I'm getting authentic Lamb tikka and naan in a few hours with my special lady friend, and I'm terribly excited to see her. We haven't managed more than a few, admittedly long conversations over the phone since V-Day, with various prior arrangements keeping us engaged in our own stuff over this past weekend.

And I must apologize for my disposition lately, I pushed at the dark and it pushed back. So to all/any who took offense at my accusatory tone, I am genuinely sorry. When I write in that way, I hear it differently than it comes across. I can get myself so worked up I feel like a cornered animal and behave accordingly.

OftenBen  ·  1285 days ago  ·  link  ·    ·  parent  ·  post: What does it mean to forgive?

lil is wise, and gives sage council.

Personally I have struggled with self-hate for a long time. Then I was upset at myself for hating myself.

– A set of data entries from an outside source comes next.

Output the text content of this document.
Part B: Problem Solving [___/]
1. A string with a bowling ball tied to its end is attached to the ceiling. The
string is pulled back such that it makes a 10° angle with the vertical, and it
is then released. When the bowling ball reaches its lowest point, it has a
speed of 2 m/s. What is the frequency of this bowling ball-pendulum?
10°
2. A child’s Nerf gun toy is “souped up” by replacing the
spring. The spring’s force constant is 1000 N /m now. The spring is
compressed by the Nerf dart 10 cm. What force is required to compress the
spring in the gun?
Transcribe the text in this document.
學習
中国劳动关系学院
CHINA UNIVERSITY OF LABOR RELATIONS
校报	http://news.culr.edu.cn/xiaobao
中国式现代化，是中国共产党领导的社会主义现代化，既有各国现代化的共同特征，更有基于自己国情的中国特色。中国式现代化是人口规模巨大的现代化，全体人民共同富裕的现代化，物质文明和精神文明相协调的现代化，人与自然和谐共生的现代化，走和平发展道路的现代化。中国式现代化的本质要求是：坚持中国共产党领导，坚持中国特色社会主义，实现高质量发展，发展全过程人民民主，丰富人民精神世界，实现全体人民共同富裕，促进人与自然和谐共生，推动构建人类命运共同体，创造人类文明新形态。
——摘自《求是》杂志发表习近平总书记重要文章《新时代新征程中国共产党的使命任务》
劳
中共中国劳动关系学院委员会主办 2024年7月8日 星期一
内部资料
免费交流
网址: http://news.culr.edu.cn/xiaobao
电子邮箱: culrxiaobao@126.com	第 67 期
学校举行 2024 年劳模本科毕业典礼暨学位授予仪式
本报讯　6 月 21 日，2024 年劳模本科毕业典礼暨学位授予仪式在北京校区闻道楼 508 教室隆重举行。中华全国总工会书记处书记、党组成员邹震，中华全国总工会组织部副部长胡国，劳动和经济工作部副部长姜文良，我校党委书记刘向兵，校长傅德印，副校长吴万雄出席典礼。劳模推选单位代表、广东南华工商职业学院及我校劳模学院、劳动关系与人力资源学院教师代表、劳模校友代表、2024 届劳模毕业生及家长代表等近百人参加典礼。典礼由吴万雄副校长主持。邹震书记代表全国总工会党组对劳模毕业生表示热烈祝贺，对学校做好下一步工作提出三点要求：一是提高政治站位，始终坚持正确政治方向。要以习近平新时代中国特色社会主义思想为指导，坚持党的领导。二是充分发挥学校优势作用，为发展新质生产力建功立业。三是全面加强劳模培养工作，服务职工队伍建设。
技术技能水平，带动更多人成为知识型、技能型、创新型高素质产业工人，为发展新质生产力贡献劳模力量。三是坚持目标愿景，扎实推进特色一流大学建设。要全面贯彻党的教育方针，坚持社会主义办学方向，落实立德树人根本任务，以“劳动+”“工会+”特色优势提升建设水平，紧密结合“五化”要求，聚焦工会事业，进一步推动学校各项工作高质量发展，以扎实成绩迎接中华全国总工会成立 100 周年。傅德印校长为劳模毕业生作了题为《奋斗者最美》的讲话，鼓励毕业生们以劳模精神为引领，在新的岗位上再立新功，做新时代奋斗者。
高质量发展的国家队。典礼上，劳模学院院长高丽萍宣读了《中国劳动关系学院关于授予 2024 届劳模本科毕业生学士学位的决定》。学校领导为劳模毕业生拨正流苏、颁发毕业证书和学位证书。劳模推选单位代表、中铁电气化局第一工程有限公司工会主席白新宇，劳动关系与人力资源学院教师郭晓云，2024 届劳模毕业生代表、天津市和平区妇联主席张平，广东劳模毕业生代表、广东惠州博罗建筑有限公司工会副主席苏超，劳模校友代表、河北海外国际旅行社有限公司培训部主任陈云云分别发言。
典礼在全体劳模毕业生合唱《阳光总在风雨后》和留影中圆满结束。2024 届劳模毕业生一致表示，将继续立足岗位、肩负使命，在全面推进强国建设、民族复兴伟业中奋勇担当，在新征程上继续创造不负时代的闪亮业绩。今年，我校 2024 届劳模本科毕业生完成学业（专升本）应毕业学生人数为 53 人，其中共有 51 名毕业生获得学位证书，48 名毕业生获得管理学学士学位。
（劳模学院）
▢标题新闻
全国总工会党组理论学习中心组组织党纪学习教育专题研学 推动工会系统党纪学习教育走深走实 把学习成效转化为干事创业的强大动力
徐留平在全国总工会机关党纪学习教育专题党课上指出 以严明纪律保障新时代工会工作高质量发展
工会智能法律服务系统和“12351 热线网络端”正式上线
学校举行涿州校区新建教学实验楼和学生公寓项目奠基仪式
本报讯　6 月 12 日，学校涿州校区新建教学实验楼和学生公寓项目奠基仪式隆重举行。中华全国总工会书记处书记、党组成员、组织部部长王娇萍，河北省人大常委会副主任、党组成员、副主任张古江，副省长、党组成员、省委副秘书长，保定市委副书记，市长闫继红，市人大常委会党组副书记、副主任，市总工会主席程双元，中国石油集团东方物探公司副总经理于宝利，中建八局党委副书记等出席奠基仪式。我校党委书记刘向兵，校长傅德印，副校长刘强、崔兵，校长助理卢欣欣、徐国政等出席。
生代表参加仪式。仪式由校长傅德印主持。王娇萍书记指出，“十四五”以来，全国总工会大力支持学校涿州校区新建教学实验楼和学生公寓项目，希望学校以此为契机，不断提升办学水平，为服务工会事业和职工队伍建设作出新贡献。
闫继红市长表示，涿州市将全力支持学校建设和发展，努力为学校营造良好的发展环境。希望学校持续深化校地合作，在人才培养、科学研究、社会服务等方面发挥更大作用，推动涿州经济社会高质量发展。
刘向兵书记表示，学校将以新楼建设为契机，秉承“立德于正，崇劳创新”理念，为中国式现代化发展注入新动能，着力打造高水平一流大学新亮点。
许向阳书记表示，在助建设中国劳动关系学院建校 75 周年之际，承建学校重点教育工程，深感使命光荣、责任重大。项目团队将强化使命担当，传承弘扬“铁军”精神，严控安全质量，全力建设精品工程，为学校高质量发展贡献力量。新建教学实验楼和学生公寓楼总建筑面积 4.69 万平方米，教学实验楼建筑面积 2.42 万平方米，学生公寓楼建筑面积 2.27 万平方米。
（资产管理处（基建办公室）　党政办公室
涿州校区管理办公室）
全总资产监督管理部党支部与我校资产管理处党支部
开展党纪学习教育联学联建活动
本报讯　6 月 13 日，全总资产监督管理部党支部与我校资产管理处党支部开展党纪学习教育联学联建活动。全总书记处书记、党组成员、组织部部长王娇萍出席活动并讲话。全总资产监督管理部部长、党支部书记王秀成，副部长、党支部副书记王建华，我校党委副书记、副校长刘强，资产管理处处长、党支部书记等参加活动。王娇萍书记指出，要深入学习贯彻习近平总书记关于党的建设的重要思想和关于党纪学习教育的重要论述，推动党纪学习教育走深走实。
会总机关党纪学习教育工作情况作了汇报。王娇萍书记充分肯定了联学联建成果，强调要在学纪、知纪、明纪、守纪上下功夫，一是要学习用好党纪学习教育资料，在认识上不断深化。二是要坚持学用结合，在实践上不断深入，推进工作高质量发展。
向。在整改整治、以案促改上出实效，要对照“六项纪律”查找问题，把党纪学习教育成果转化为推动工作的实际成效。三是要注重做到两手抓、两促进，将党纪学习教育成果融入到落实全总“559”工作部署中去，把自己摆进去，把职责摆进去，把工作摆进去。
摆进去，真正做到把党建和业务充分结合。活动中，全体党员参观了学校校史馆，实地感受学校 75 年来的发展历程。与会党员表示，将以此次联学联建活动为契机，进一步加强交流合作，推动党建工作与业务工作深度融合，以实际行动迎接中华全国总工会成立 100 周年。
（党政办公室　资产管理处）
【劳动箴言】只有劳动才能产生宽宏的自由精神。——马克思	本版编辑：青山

When I started being mindful, and when I started accepting, just a little bit, that I might actually be allowed to be loved, I started to forgive myself. It didn't happen quick, and I still have to work on being forgiving, but it is possible.

Now, when I make a mistake, forget an assignment for school, burn some food, spend too much money, etc. My first response isn't 'You idiot, how could you be so stupid!' or 'Greedy, weak willed bastard, how could you do that?' Well, it is sometimes, but less of the time than it used to. My first, and healthier response is instead 'You are just as human as anyone else. You are allowed to make mistakes. You wouldn't judge a loved one so harshly as you judge yourself, so why would you judge yourself that way?' and in recognizing that, also recognize that if there is a way to make right what was wrong, to do it, and happily.

The reason that I judged (And still judge) myself more harshly than I judged the mistakes of others, because I did not have the same love for myself that I did for others. I also hold myself to a higher standard than I hold others, but that's a separate issue.